The Trump administration has an intentional and explicit policy of separating migrant children from their families if caught crossing the U.S.-Mexico border without permission. Long before that, however, the administration of Barack Obama ramped up a program with a sometimes similar effect.

Since 2008, the United States has had a policy known as the Alien Transfer Exit Program (ATEP), or Lateral Repatriation. This program focuses on detaining male migrants of Mexican descent.

Here’s how it works: Once an immigrant is caught attempting to cross the border without documentation, they are detained, flown or bused across the United States and then shown the exit at another segment of the U.S.-Mexico border–thousands of miles from their original point of entry.

The Los Angeles Times described a typical use of Lateral Repatriation in a story about Luis Montes. The Times noted:

Montes was put on a plane, flown halfway across the country and bused to the California-Mexico border. At 2 a.m. Tuesday, U.S. border authorities took off his handcuffs and escorted him to a gate leading to the desert city of Mexicali. Montes was back in Mexico, but about 1,200 miles away from where he started.

Luis Montes was sanguine about his dire situation, but the ATEP program often leads to migrants being placed in completely unfamiliar surroundings where they are then subject to crime and abuse, according to libertarian outlet Reason.

Sparingly used upon inception, the Obama administration drastically increased the use of ATEP in  2011, responding to a perceived increase in attempts at immigration into the United States by Mexican nationals.

But immigrants’ rights activists had long cautioned that Lateral Repatriation breaks up families. The reason is fairly simple: many male Mexican nationals who are detained trying to cross the border often come with their families in tow.

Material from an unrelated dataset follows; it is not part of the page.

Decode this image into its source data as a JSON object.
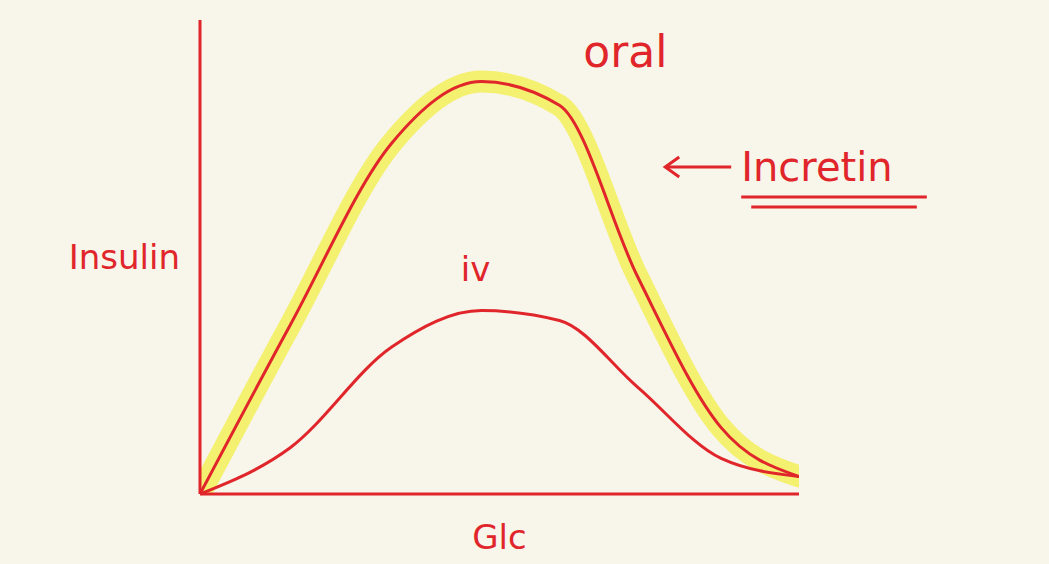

When ATEP is used, the men are captured and taken thousands of miles away, while their wives, partners and children are placed in immigrant detention centers.

Eventually, the men are released into vastly different parts of Mexico than where they originally hailed from, while their families are likely to be deported near the original point of attempted entry. Mothers and older female relatives were typically given the option of staying with their children. Typically this meant being housed in a “family detention center,”most of which are located in Texas or Pennsylvania.

Multiple stories about those family detention centers written during the Obama era–just not by the mainstream media. In particular, dozens of stories about the Nogales Placement Center in Nogales, Arizona particular were written by journalists at Shadowproof, a reader-supported media outlet, alone. Journalists for Shadowproof also frequently reported on the T. Don Hutto Residential Center in Taylor, Texas. Most media declined to investigate these facilities until fairly recently.

According to Angelo Guisado, a staff attorney with the Center for Constitutional Rights:

[T]hese places are tortuous: policies include banning mothers and children from sleeping together and turning lights on/off every hour to ensure this…guaranteeing sleep deprivation, this aside from your other standard physical/sexual abuse in ICE custody.

Single Mexican fathers or men who traveled without an adult female companion while attempting to cross the U.S.-Mexico border with children, when subject to ATEP, had their children separated from them. Unaccompanied minors would then be placed into the custody of the Office of Refugee Resettlement. Such custody is supposed to be temporary and ORR is supposed to release children to an identified family member or sponsor.

The Arizona-based group No More Deaths, along with various other human rights organizations, refers to ATEP as “a form of cruel and unusual punishment” and a fact sheet released by the group noted, “Very often, families are separated and sent to cities far away from each other. They are never told where to find their loved ones, and humanitarian organizations often have to go through the Mexican Consulate to get information about family members.”

Additionally, No More Deaths says the practice of Lateral Repatriation, used by Customs and Border Protection, is largely shrouded in secrecy and operates largely without accountability. The group notes:

The Government Accountability Office released a report in 2010 criticizing several DHS programs for lack of public accountability. The report mentioned ATEP, in the context of other programs that do not have any measurement mechanisms in place. DHS largely dismissed such concerns, saying of performance measures that it “did not believe such action was appropriate,” according to the GAO.

Because of Homeland Security’s dismissal of the need for accountability, it’s unclear exactly how many children were separated from their families under this Obama-era policy.

To be clear: the Obama administration’s use of ATEP was not intended to break-up families–that was an occasionally expected side effect–while Trump’s recently-confirmed policy is expressly directed toward that end in the name of “deterrence.”